Er sagte: „Finnland hat alles umgesetzt, was im Juni in Madrid vereinbart wurde, und jetzt hoffen wir, dass alle NATO-Mitglieder uns bei unserem Beitrittsprozess helfen werden, und in Bezug auf die amerikanischen F-16 ist klar, dass wir das nicht getan haben Teil jeder Diskussion.“

Es ist nicht klar, wann die US-Regierung plant, dem Kongress einen formellen Antrag zu stellen, aber Quellen sagten, dass die Regierung am Donnerstagabend informelle Benachrichtigungen über das mögliche Abkommen an die Ausschüsse für auswärtige Angelegenheiten und auswärtige Beziehungen des Senats geschickt habe, um den Überprüfungsprozess einzuleiten.

Das Wall Street Journal war das erste, das über die Neuigkeiten berichtete.

Der Vorsitzende des Ausschusses für auswärtige Beziehungen des Senats, Bob Menendez, sagte am Freitag, dass er den Verkauf von F-16-Kampfflugzeugen an die Türkei nicht genehmigen werde, und setzte damit seinen langjährigen Widerstand gegen Waffenlieferungen an Ankara fort.

Er fügte hinzu: „Wie ich immer wieder deutlich gemacht habe, lehne ich den Vorschlag der Biden-Regierung, neue F-16 an die Türkei zu verkaufen, entschieden ab.“

Er fuhr fort: „Präsident Erdogan untergräbt weiterhin das Völkerrecht, ignoriert Menschenrechte und demokratische Standards und betreibt ein beunruhigendes und destabilisierendes Verhalten in der Türkei und gegenüber NATO-Verbündeten.“

Menendez kritisierte scharf die Angriffe der Türkei auf die Kurden und ihre Drohung mit einem Einmarsch in Nordsyrien sowie Ankaras Annäherung an Moskau und warnte die Türken davor, weitere S-400-Raketensysteme von Russland zu kaufen.

Er beschuldigte die Türkei, wiederholt den griechischen Luftraum verletzt zu haben, indem sie „provokative“ Einsätze in der Ägäis durchführte, und beschrieb dies letztes Jahr in Athen als „inakzeptables Verhalten eines NATO-Landes“.
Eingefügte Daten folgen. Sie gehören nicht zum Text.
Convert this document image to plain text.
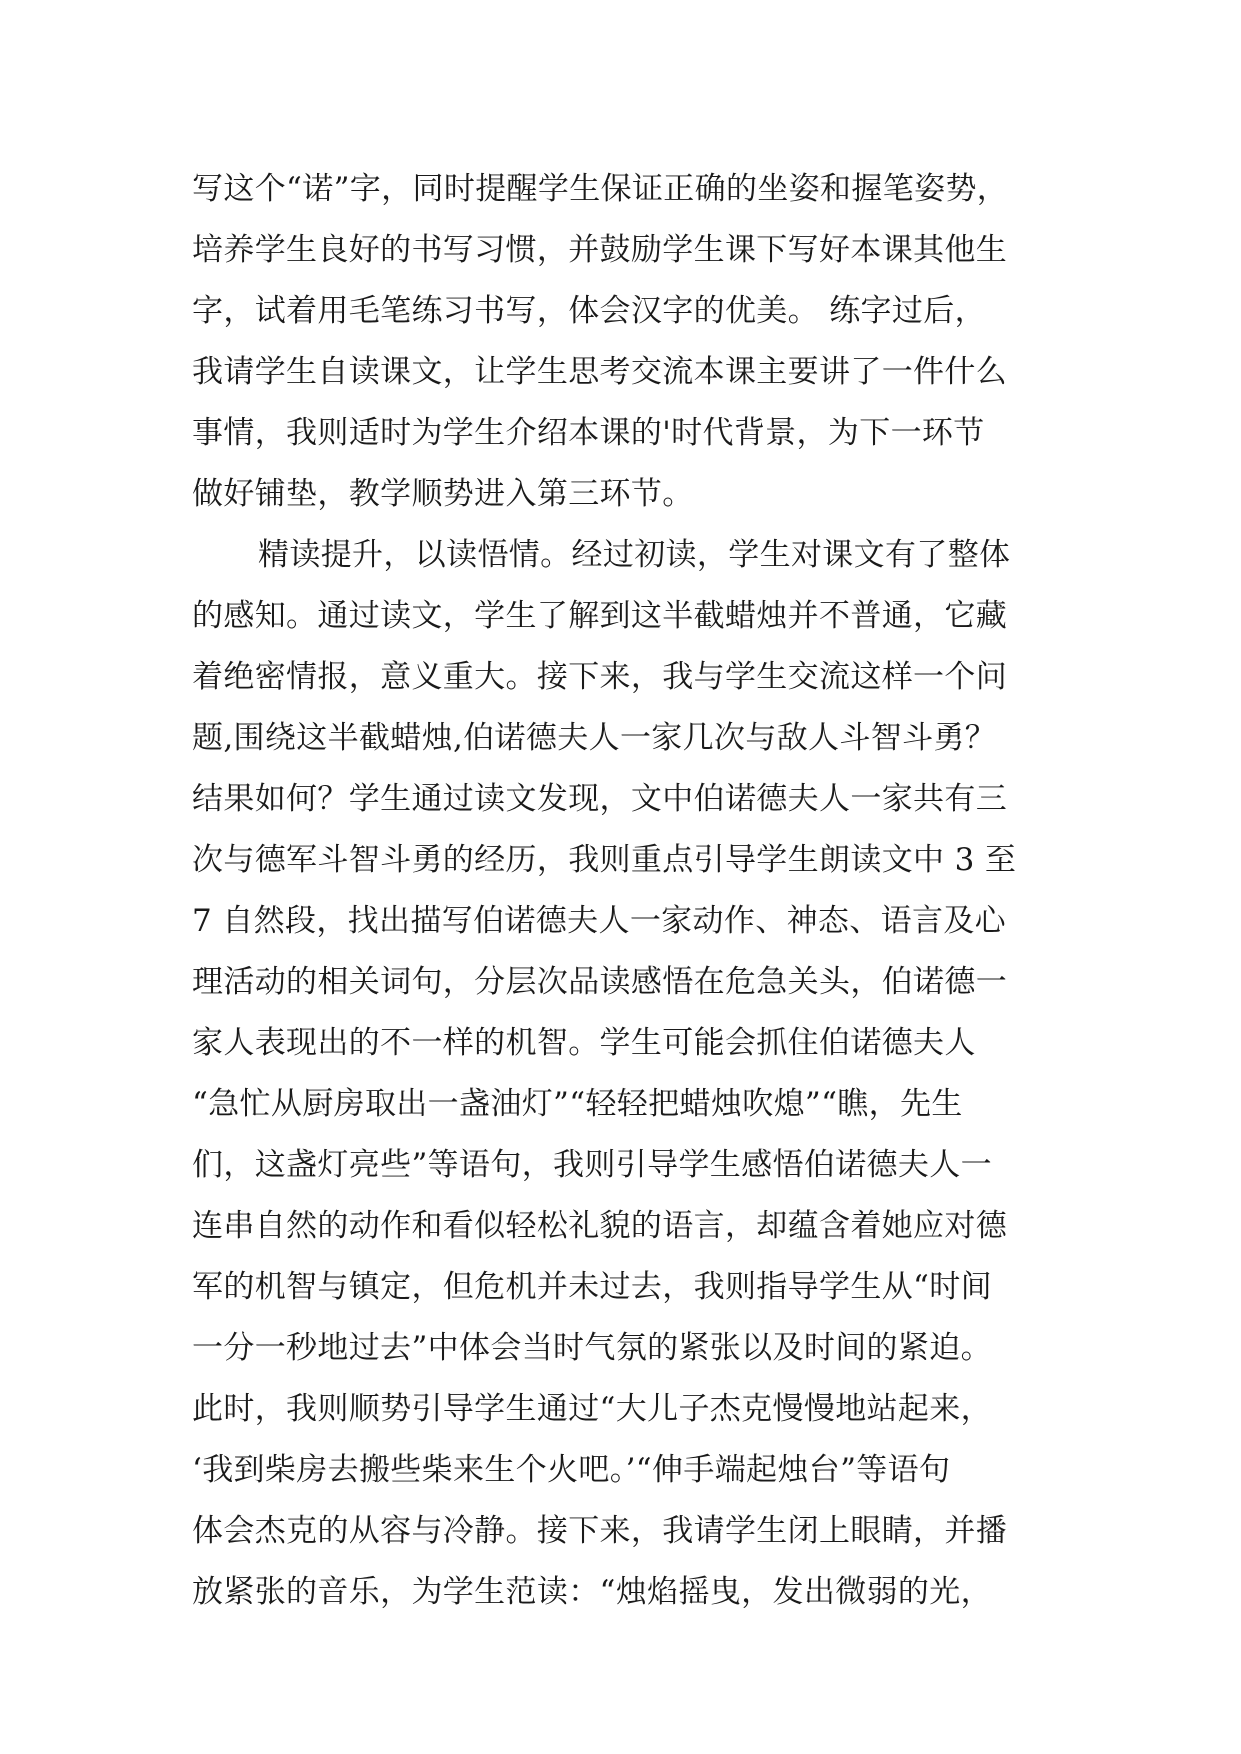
写这个“诺”字，同时提醒学生保证正确的坐姿和握笔姿势，
培养学生良好的书写习惯，并鼓励学生课下写好本课其他生
字，试着用毛笔练习书写，体会汉字的优美。 练字过后，
我请学生自读课文，让学生思考交流本课主要讲了一件什么
事情，我则适时为学生介绍本课的'时代背景，为下一环节
做好铺垫，教学顺势进入第三环节。
精读提升，以读悟情。经过初读，学生对课文有了整体
的感知。通过读文，学生了解到这半截蜡烛并不普通，它藏
着绝密情报，意义重大。接下来，我与学生交流这样一个问
题,围绕这半截蜡烛,伯诺德夫人一家几次与敌人斗智斗勇？
结果如何？学生通过读文发现，文中伯诺德夫人一家共有三
次与德军斗智斗勇的经历，我则重点引导学生朗读文中 3 至
7 自然段，找出描写伯诺德夫人一家动作、神态、语言及心
理活动的相关词句，分层次品读感悟在危急关头，伯诺德一
家人表现出的不一样的机智。学生可能会抓住伯诺德夫人
“急忙从厨房取出一盏油灯”“轻轻把蜡烛吹熄”“瞧，先生
们，这盏灯亮些”等语句，我则引导学生感悟伯诺德夫人一
连串自然的动作和看似轻松礼貌的语言，却蕴含着她应对德
军的机智与镇定，但危机并未过去，我则指导学生从“时间
一分一秒地过去”中体会当时气氛的紧张以及时间的紧迫。
此时，我则顺势引导学生通过“大儿子杰克慢慢地站起来，
‘我到柴房去搬些柴来生个火吧。’“伸手端起烛台”等语句
体会杰克的从容与冷静。接下来，我请学生闭上眼睛，并播
放紧张的音乐，为学生范读：“烛焰摇曳，发出微弱的光，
Er sagte: „Bis Erdogan seine Drohungen einstellt, seine Menschenrechtsbilanz zu Hause verbessert, einschließlich der Freilassung von Journalisten und der politischen Opposition, und anfängt, als zuverlässiger Verbündeter aufzutreten, werde ich diesem Deal nicht zustimmen.“

Unterdessen erklärte er, er begrüße „die Nachricht vom Verkauf von F-35-Jägern an Griechenland“ und sagte: „Diese Verteidigungsfähigkeit ist nicht nur für einen zuverlässigen NATO-Verbündeten und seine Bemühungen zur Verbesserung der Sicherheit und Stabilität im Osten notwendig Mittelmeer, sondern stärkt auch die Verteidigungsfähigkeiten unserer beiden Länder.“ auf gemeinsamen Grundsätzen, einschließlich unserer kollektiven Verteidigung, Demokratie, Menschenrechte und Rechtsstaatlichkeit.
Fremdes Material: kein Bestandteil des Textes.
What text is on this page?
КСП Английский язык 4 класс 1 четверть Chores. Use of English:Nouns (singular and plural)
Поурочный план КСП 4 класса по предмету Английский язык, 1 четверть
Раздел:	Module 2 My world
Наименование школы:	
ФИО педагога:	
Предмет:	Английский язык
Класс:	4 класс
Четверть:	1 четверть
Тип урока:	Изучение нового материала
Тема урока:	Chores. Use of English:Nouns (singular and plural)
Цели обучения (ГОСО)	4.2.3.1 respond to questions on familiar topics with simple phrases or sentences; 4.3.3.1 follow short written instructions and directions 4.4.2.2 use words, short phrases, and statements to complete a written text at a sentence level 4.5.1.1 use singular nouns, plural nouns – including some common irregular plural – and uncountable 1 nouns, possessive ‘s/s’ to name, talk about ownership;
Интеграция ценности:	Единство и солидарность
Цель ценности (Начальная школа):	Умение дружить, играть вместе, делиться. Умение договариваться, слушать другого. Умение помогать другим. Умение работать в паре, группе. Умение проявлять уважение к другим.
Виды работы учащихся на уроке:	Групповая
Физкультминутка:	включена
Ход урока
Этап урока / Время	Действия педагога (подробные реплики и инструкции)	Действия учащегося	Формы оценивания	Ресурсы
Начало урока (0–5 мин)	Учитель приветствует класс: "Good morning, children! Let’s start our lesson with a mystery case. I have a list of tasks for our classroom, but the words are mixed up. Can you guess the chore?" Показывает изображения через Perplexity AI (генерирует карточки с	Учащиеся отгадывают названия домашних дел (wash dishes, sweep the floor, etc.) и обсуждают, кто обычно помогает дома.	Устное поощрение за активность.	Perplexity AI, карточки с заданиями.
Es ist bemerkenswert, dass ein Sprecher des US National Security Council CNN zur Stellungnahme an das Außenministerium verwies, und der stellvertretende Sprecher des Außenministeriums, Vedant Patil, sagte in einer Pressekonferenz am Freitag: „Das Ministerium wird sich nicht zu Waffengeschäften äußern, bis es offiziell benachrichtigt wurde zum Kongress.“

„Aber was ich sagen möchte, ist, dass sowohl die Türkei als auch Griechenland wichtige NATO-Verbündete sind“, fügte er hinzu und bemerkte, dass die Vereinigten Staaten „eine Geschichte der Unterstützung ihrer Sicherheitsdienste“ haben.